In scenario A, looking at the control group, age is a prognostic factor: old patients die twice as often as young patients. The baseline risk of dying in the old is twice that in the young. In this scenario, age is not an effect modifier: the effect of treatment in both old and young is to cut the risk of dying in half (50% relative risk reduction).
In scenario B, looking at the control group, age is a not a prognostic factor: old and young patients have the same risk of dying. The baseline risk in both groups is the same. In this scenario, age is an effect modifier: in young patients treatment cuts the risk of dying in half (50% relative risk reduction) while it has no impact on risk in the old (relative risk 1.0).
In scenario C, looking at the control group, age is a prognostic factor: old patients die twice as often as young patients. The baseline risk of dying in the old is twice that in the young. In this scenario, age is also an effect modifier: in young patients treatment cuts the risk of dying in half (50% relative risk reduction) while it has no impact on risk in the old (relative risk 1.0).
Prognosis has to do with patient characteristics that are associated with outcomes of interest. For instance, older age, severe disease, and lower socioeconomic status are all typically associated with prognosis. Patients are often interested in their prognosis: how quickly will I recover from this injury? with my new cancer diagnosis, how long do I have to live.
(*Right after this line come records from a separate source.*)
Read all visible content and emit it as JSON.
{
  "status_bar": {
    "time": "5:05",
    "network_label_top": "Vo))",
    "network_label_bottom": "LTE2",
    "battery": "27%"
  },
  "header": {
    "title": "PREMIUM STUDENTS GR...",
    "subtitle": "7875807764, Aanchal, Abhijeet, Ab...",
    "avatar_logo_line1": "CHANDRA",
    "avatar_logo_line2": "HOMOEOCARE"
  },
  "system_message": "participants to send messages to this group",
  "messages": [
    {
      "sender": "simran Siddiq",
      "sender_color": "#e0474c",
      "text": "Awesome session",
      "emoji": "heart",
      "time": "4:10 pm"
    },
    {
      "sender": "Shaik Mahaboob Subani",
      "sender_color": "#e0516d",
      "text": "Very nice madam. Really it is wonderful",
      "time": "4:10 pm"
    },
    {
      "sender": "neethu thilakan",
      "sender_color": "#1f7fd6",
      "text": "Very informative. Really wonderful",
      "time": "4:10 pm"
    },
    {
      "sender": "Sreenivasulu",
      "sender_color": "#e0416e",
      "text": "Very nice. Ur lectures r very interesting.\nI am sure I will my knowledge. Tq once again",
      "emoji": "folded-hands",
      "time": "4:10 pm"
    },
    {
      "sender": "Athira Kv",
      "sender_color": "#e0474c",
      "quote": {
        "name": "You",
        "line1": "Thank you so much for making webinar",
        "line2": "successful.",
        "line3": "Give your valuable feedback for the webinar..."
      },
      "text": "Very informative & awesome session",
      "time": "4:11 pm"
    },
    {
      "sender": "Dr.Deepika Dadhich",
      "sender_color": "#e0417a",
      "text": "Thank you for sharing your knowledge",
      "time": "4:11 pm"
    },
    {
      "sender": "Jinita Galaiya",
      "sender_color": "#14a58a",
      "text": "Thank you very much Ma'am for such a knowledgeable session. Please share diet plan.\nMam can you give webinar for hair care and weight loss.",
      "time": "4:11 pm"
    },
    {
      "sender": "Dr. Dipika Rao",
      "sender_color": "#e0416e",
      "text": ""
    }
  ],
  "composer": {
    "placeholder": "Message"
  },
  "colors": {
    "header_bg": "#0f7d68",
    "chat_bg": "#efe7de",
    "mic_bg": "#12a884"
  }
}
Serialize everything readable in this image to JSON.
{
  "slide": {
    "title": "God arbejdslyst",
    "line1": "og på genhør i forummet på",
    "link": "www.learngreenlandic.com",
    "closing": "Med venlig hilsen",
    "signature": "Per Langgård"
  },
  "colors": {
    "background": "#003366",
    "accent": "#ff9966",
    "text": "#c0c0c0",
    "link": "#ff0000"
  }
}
The issue of baseline risk in the context of guidelines is a particular application of prognostic information. Given that relative effects are almost always similar across prognostic categories (and thus across baseline risk) absolute treatment effects will be greater in the old than the young, those more severely versus less severely diseased, and those who are poorer than richer. That is, patients with poorer prognosis will have larger treatment effects than those with better prognosis. Given the resultant greater net benefit, we are more likely to recommend treatment to the older, sicker, and poorer.
Should the consideration of baseline risk form an independent prognostic question for a guideline, or is it a subsidiary issue in each PICO that all guidelines should consider (even if the guideline does not focus on prognosis)? The answer is yes: all guideline panels should bear in mind issues of baseline risk (that is, issues of prognosis) and it is thus a potential independent prognostic question in each guideline recommendation. And yes, baseline risk/prognosis is a subsidiary or secondary issue that all guidelines consider even if their focus is not on prognosis.